Thursday is Resource Day

The first week after two big back-to-back shows (one of which was purely the Czarina’s play) gets a bit crazy, especially when you look over the back lot and realize that it’s starting to resemble a location set for a George Romero movie. The grass is high enough to hide Buicks, the roses beg for deadheading, and the hot peppers require their own ZIP codes. The only joy in Mudville comes from having a relatively cool spring: we have yet to go above 33 degrees Celsius, which we broke last year toward the end of April. It’s coming, though. It’s coming.

Hence, the weekend will be dedicated to shoveling, dumping, pruning, trimming, and mowing. I’d like to invite gardener friends over for dinner without their looking out back and shrieking in despair.

With that in mind, we only have a couple of interesting resources to bring up this Thursday, but it’s all connected to horticulture in some way. It’ll have to do until the next post, right?

Firstly, I didn’t know that Carl Mazur of the International Carnivorous Plant Society had a blog, but Zone 6b: Growing Carnivorous Plants In Cold Climates is out there and it’s definitely worth reading. This week, he brought up a very intriguing point on wondering why Sarracenia oreophila produces traps and then blooms once it emerges from winter dormancy, instead of the other way around as with other Sarracenia.
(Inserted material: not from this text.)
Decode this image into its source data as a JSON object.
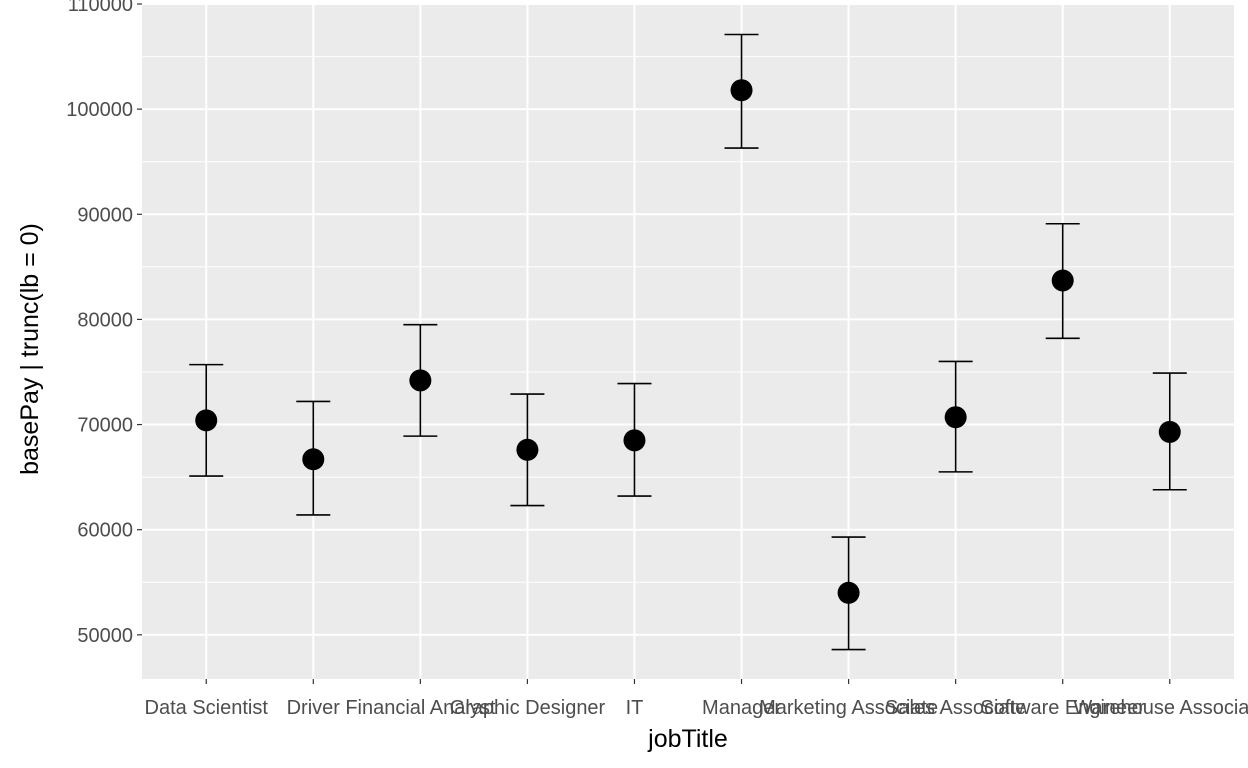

I have a suspicion as to a particular factor, but I’m going to need a low-light camera in order to document it. Yet another experiment on the creaking and swaying pile.

In completely different news, nearly anyone who has ever worked a customer service position has an appreciation for the Mike Judge film Idiocracy, if only because the film envisages a world where the customers actually saw an increase in IQ. (I spent nearly three years with a headset jammed onto my ear, and started referring to some of the language used by our most enthusiastic customers as “Conversational Ichthyostegid.” There’s really nothing quite like explaining to a cell phone customer that said phone was cut off because the last payment was reported as an unauthorized use of the paying credit card, only to be told “That’s not fair! I didn’t make that payment! Smitty told me that he’d pay my bill if I slept with him!”) Because of that, I’m quite impressed with a working Brawndo sports drink fountain, because we could have used that at my previous day job. After all, it has the electrolytes plants crave, even if nobody knows what electrolytes are. (And am I the only person on the planet who has noticed that Monster energy drinks and SuperThrive smell suspiciously alike?)

Finally, one of these days, I’m going to put together a postcard comparable to Tom Wilson’s famed form letter about the film Back to the Future, covering every last repeated question. No, I don’t have any man-eating plants. No, I don’t have any plants that can eat your ex-spouse. No, I don’t have any Audrey 2s, and I’m also fresh out of Delvians, Vervoids, Krynoids, or Vegetons, too. However, after a quick visit to Leilani Nepenthes in Hawaii, I’m finally going to sell triffids. This way, when the occasional person asks if I have a triffid available for sale, I can give that person a John Cleese glare and tell him/her “Here’s your plant, NOW BUY IT!” (I just hope they don’t get too big, because I’m not looking forward to branding season.)

Well, enough of that. Back to the linen mines.